それは、各人のプロフィール/プライバシーの中にこそその人物/発言の真実/真意が隠されており、彼のプロフィールを分析的に解釈することで彼の真相を明らかにできる、というようなものだ。真実に基づいた議論のためにプロフィールの公開が要請される。
だがそこでは分析者こそが彼を本当に知っていることになる。彼は自分自身を知らず、彼の真意は分析者だけが握っている。そのような構図を分析者が一方的に宣言するわけだ。
この宣言は疑わしい。議論において各人のプロフィールは基本的に不要だし、むしろそれが(一部)棚上げされることで成り立つのが議論であったはずだからだ。
彼=分析者の提案する"議論"は、いわゆる議論とは違った場である可能性がある。
彼が議論と名付け各人を落とし込もうとしている構造は、分析者だけが特権的に各人の発言の真実/真意を知っているような場だ。
発言者の真意はその発言にではなく彼のプロフィールに隠されてあり、それは聞く者(分析者)によってのみ分析的に見出される。発言者は自分が本当は何を言っているか知らない。(発言者の真意を知っているのはそれを聞く分析者=自分だけだ。こういう態度で議論に臨む人いるよね)。
プロフィールの公開は議論の名の下に要請されるが、それは我々の思うような議論ではない可能性がある。
議論の名の下に、人がすすんでプロフィールを公開し分析対象となるよう仕掛けられた罠かもしれず、実名化はその具体的な在り様かもね。
分析者の動機については分析しない。

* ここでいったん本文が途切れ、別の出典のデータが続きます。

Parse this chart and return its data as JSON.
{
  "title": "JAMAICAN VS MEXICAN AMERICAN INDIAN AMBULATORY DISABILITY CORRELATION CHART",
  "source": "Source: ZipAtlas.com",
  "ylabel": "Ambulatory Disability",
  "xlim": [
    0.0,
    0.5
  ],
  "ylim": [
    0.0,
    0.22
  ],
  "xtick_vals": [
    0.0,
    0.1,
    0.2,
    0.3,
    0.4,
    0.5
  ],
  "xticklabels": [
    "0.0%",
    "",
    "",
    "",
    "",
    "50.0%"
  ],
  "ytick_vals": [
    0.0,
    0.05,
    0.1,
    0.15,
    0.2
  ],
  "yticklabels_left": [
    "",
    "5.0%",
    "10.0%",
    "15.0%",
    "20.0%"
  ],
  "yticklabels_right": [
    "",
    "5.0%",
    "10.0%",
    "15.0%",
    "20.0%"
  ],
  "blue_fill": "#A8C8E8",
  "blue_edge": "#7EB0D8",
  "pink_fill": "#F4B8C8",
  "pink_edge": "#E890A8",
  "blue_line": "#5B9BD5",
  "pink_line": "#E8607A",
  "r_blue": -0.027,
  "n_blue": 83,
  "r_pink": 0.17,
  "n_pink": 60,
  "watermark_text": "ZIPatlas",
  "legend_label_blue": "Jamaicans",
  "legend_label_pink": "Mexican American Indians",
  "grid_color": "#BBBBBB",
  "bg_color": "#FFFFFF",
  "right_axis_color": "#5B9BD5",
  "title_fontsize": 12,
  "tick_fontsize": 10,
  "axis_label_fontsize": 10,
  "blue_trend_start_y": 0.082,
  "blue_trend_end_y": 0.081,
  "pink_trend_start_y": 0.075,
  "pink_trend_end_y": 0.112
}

ただ結果的にある権力作用が見出されるだろう。個人的にはこの権力作用に絡め取られるのが不愉快。自己像をある程度コントロールする権利は自分にあってしかるべきと思うからだ。

追記:
以上では、実名、匿名についてのみ語り、固定ID =顕名については語っていない。現実的に議論に発言主体の同一性の確認は必要で、匿名で議論など行えるはずは無いと思う。
実名、匿名、顕名については以下より
匿名とか実名とかについてのメモ
以下は非常に面白い。"繋がり"といっているのは要するに自己の同一性のことだ。
実名・匿名論争が論じるべきテーマはたった一つ:304 Not Modified

あと、フーコーについては思い込みがかなり入って不正確なので鵜呑みにしないように。

*1:ここで相手のプロフィールを儀礼的に無視するということは、要するに相手が何者であるかを勝手に決定しないということ。各人の自己像の決定権を尊重する、と言ってもいい。